Why does tensorflow.function (without jit_compile) speed up forward passes of a Keras model?

问题

XLA 可以使用 model = tf.function(model, jit_compile=True) 启用。某些模型类型通过这种方式可以更快，而某些模型可能会更慢。到目前为止，一切都好。

但是为什么在某些情况下，model = tf.function(model, jit_compile=None) 可以显著加速（没有 TPU 的情况下）？

jit_compile 文档指出：

如果为 None（默认值），在 TPU 上运行时会使用 XLA 编译函数，并在其他设备上运行时走常规函数执行路径。

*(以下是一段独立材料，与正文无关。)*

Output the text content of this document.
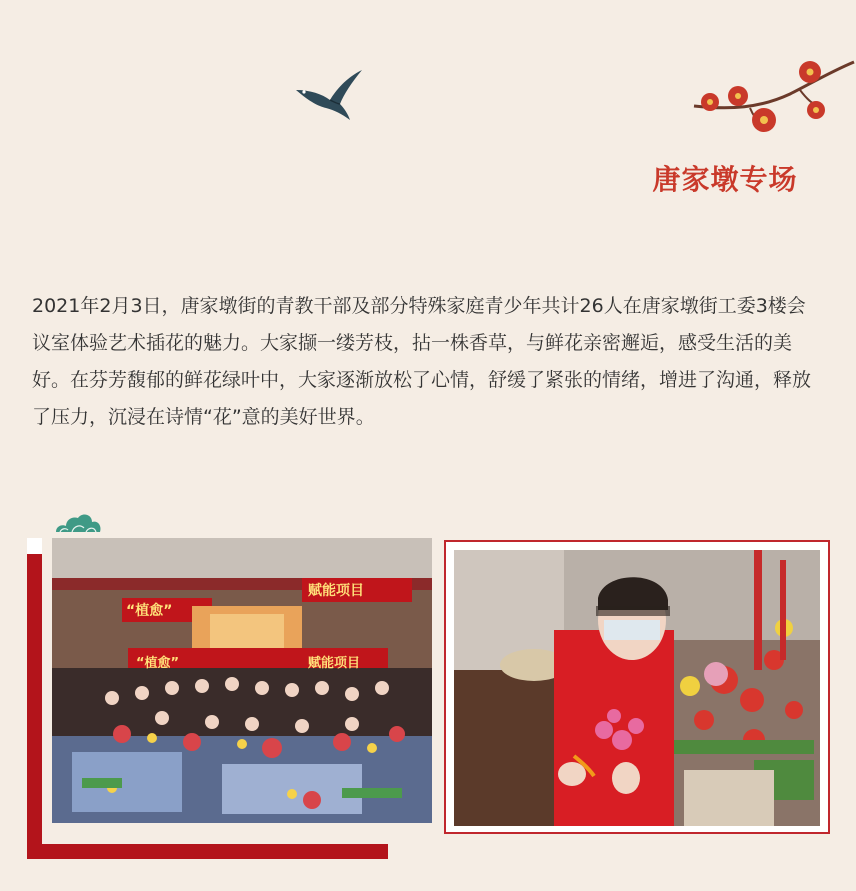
唐家墩专场

2021年2月3日，唐家墩街的青教干部及部分特殊家庭青少年共计26人在唐家墩街工委3楼会议室体验艺术插花的魅力。大家撷一缕芳枝，拈一株香草，与鲜花亲密邂逅，感受生活的美好。在芬芳馥郁的鲜花绿叶中，大家逐渐放松了心情，舒缓了紧张的情绪，增进了沟通，释放了压力，沉浸在诗情“花”意的美好世界。

“植愈”
赋能项目
“植愈”	赋能项目
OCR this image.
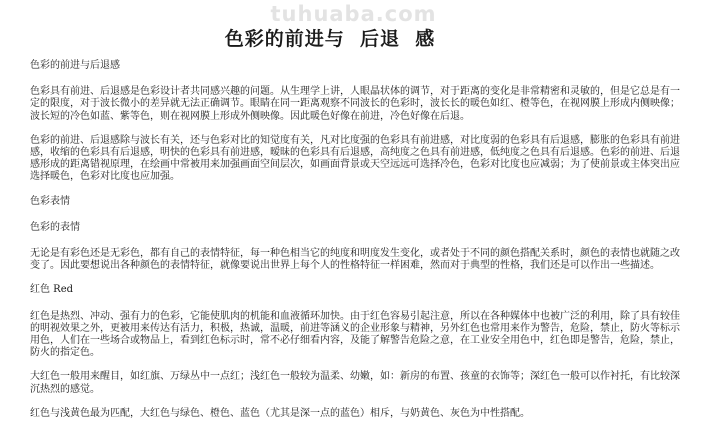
tuhuaba.com
色彩的前进与  后退  感

色彩的前进与后退感

色彩具有前进、后退感是色彩设计者共同感兴趣的问题。从生理学上讲，人眼晶状体的调节，对于距离的变化是非常精密和灵敏的，但是它总是有一定的限度，对于波长微小的差异就无法正确调节。眼睛在同一距离观察不同波长的色彩时，波长长的暖色如红、橙等色，在视网膜上形成内侧映像；波长短的冷色如蓝、紫等色，则在视网膜上形成外侧映像。因此暖色好像在前进，冷色好像在后退。

色彩的前进、后退感除与波长有关，还与色彩对比的知觉度有关，凡对比度强的色彩具有前进感，对比度弱的色彩具有后退感，膨胀的色彩具有前进感，收缩的色彩具有后退感，明快的色彩具有前进感，暧昧的色彩具有后退感，高纯度之色具有前进感，低纯度之色具有后退感。色彩的前进、后退感形成的距离错视原理，在绘画中常被用来加强画面空间层次，如画面背景或天空远远可选择冷色，色彩对比度也应减弱；为了使前景或主体突出应选择暖色，色彩对比度也应加强。

色彩表情

色彩的表情

无论是有彩色还是无彩色，都有自己的表情特征，每一种色相当它的纯度和明度发生变化，或者处于不同的颜色搭配关系时，颜色的表情也就随之改变了。因此要想说出各种颜色的表情特征，就像要说出世界上每个人的性格特征一样困难，然而对于典型的性格，我们还是可以作出一些描述。

红色 Red

红色是热烈、冲动、强有力的色彩，它能使肌肉的机能和血液循环加快。由于红色容易引起注意，所以在各种媒体中也被广泛的利用，除了具有较佳的明视效果之外，更被用来传达有活力，积极，热诚，温暖，前进等涵义的企业形象与精神，另外红色也常用来作为警告，危险，禁止，防火等标示用色，人们在一些场合或物品上，看到红色标示时，常不必仔细看内容，及能了解警告危险之意，在工业安全用色中，红色即是警告，危险，禁止，防火的指定色。

大红色一般用来醒目，如红旗、万绿丛中一点红；浅红色一般较为温柔、幼嫩，如：新房的布置、孩童的衣饰等；深红色一般可以作衬托，有比较深沉热烈的感觉。

红色与浅黄色最为匹配，大红色与绿色、橙色、蓝色（尤其是深一点的蓝色）相斥，与奶黄色、灰色为中性搭配。
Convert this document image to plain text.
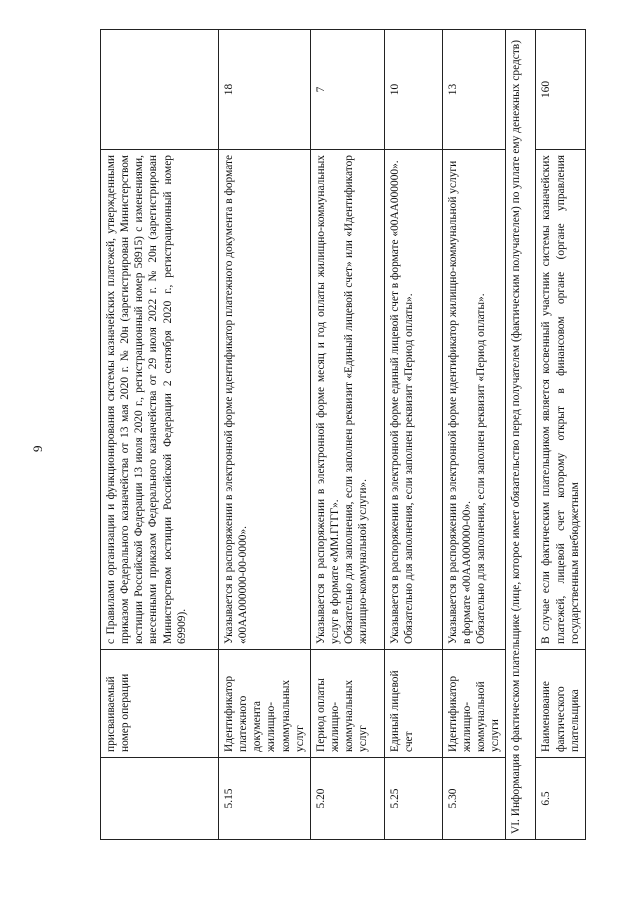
9
	присваиваемый номер операции	с Правилами организации и функционирования системы казначейских платежей, утвержденными приказом Федерального казначейства от 13 мая 2020 г. № 20н (зарегистрирован Министерством юстиции Российской Федерации 13 июля 2020 г., регистрационный номер 58915) с изменениями, внесенными приказом Федерального казначейства от 29 июля 2022 г. № 20н (зарегистрирован Министерством юстиции Российской Федерации 2 сентября 2020 г., регистрационный номер 69909).	

5.15	Идентификатор платежного документа жилищно-коммунальных услуг	Указывается в распоряжении в электронной форме идентификатор платежного документа в формате «00АА000000-00-0000».	18
5.20	Период оплаты жилищно-коммунальных услуг	Указывается в распоряжении в электронной форме месяц и год оплаты жилищно-коммунальных услуг в формате «ММ.ГГГГ». Обязательно для заполнения, если заполнен реквизит «Единый лицевой счет» или «Идентификатор жилищно-коммунальной услуги».	7
5.25	Единый лицевой счет	Указывается в распоряжении в электронной форме единый лицевой счет в формате «00АА000000». Обязательно для заполнения, если заполнен реквизит «Период оплаты».	10
5.30	Идентификатор жилищно-коммунальной услуги	Указывается в распоряжении в электронной форме идентификатор жилищно-коммунальной услуги в формате «00АА000000-00». Обязательно для заполнения, если заполнен реквизит «Период оплаты».	13
VI. Информация о фактическом плательщике (лице, которое имеет обязательство перед получателем (фактическим получателем) по уплате ему денежных средств)			
6.5	Наименование фактического плательщика	В случае если фактическим плательщиком является косвенный участник системы казначейских платежей, лицевой счет которому открыт в финансовом органе (органе управления государственным внебюджетным	160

我正在两台非 TPU（甚至非 GPU）的机器上运行我的测试（安装了最新版本的 TensorFlow（2.13.0））。

import timeit
import numpy as np
import tensorflow as tf
model_plain = tf.keras.applications.efficientnet_v2.EfficientNetV2S()
model_jit_compile_true = tf.function(tf.keras.applications.efficientnet_v2.EfficientNetV2S(), jit_compile=True)
model_jit_compile_false = tf.function(tf.keras.applications.efficientnet_v2.EfficientNetV2S(), jit_compile=False)
model_jit_compile_none = tf.function(tf.keras.applications.efficientnet_v2.EfficientNetV2S(), jit_compile=None)
def run(model):
    model(np.random.random(size=(1, 384, 384, 3)))
# 预热
run(model_plain)
run(model_jit_compile_true)
run(model_jit_compile_false)
run(model_jit_compile_none)
runs = 10
duration_plain = timeit.timeit(lambda: run(model_plain), number=runs) / runs
duration_jit_compile_true = timeit.timeit(lambda: run(model_jit_compile_true), number=runs) / runs
duration_jit_compile_false = timeit.timeit(lambda: run(model_jit_compile_false), number=runs) / runs
duration_jit_compile_none = timeit.timeit(lambda: run(model_jit_compile_none), number=runs) / runs
print(f"{duration_plain=}")
print(f"{duration_jit_compile_true=}")
print(f"{duration_jit_compile_false=}")
print(f"{duration_jit_compile_none=}")

duration_plain=0.53095479644835
duration_jit_compile_true=1.5860380740836262
duration_jit_compile_false=0.09831228516995907
duration_jit_compile_none=0.09407951850444078

（翻译完毕，没有其他内容。）

英文:

XLA can be enabled using model = tf.function(model, jit_compile=True). Some model types are faster that way, some are slower. So far, so good.

But why can model = tf.function(model, jit_compile=None) speed things up significantly (without TPU) in some cases?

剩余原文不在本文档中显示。